AP Photo/The Star, Danese Kenon
In this photo taken on Dec. 3, from left, Pattin Harris, Donnie Dixon and Justin Myrtle rip up old books for recycling rip up old books for recycling at the Putnamville Correctional Facility in Greencastle. The prison is earning praise from an environmental group for its efforts to recycle and find ways to save energy. The Putnamville Correctional Facility recycles 10 tons a month of cans, bottles, paper, plastic wrappers and other material. It also has a woodchipper that fuels a wood-burning furnace and a windmill that generates enough power for one large building.

GREENCASTLE — An Indiana prison is raking in the green through a recycling and energy-savings program that an environmental group says has positioned the facility as a leader in the country.

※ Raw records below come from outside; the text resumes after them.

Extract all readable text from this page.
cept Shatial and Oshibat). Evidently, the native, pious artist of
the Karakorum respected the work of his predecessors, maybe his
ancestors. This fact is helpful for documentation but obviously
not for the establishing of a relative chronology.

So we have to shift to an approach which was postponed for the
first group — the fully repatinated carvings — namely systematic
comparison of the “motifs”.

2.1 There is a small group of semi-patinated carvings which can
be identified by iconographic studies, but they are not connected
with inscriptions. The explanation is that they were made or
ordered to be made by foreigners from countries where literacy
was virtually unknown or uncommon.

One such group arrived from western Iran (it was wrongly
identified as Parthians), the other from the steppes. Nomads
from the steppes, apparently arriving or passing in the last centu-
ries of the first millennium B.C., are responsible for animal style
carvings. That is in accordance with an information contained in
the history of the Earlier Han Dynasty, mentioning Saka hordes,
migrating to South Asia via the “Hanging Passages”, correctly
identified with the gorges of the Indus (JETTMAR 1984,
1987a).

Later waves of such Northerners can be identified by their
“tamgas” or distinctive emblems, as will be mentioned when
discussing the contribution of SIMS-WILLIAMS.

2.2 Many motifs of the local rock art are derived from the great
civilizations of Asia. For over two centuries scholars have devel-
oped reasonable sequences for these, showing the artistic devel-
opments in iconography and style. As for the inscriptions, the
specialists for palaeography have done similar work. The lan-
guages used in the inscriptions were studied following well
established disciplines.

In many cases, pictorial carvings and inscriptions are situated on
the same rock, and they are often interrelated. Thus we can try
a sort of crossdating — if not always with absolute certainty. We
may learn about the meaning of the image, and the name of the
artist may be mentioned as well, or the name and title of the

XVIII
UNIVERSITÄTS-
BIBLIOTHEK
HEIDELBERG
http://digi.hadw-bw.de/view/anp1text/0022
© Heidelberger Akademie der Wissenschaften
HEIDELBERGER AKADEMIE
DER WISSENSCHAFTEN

The Putnamville Correctional Facility near Greencastle has saved about $1.25 million in heating costs in the two years since it installed a wood chipper that fuels a wood-burning furnace. It is earning about $150,000 a year through a recycling program that also reduces waste-hauling fees, prison spokesman Phil Slavens told The Indianapolis Star.

The efforts, which also include a windmill that generates enough power for one large building and a water conservation system that saves more than 1 million gallons a day, are winning praise from the Hoosier Environmental Council and are drawing attention of other prisons statewide.

"They are really a leader in the country among prisons, or any government facilities for that matter, in their environmental consciousness and commitment to sustainability," said Jesse Kharbanda, director of the nonprofit Hoosier Environmental Council.

Slavens said the idea started by accident but that the prison quickly realized the benefits.

"We said, 'Why can't we do more of this?'"

Putnamville now recycles 10 tons a month of cans, bottles, paper, plastic wrappers and other material. Slavens said the prison will take the program a step further in the spring by growing cabbage, tomatoes, peppers and beans in a garden fertilized with compost it has been mixing for more than 10 years, using manure from 45 horses cared for by inmates. The food will be donated to organizations that feed the homeless and needy.

Mike Callahan, the physical plant director, said a prisoner in each dormitory is in charge of picking up the different-colored recycling collection bins and taking them to the recycling plant.

"We have about 90 percent compliance," Callahan said. "Instead of just throwing a half-filled can of pop into any garbage, I've seen them dump it out in the shower, wash it in the sink and put it in its proper receptacle.

"The offenders are in here for violating society's rules, and yet they have totally bought into it."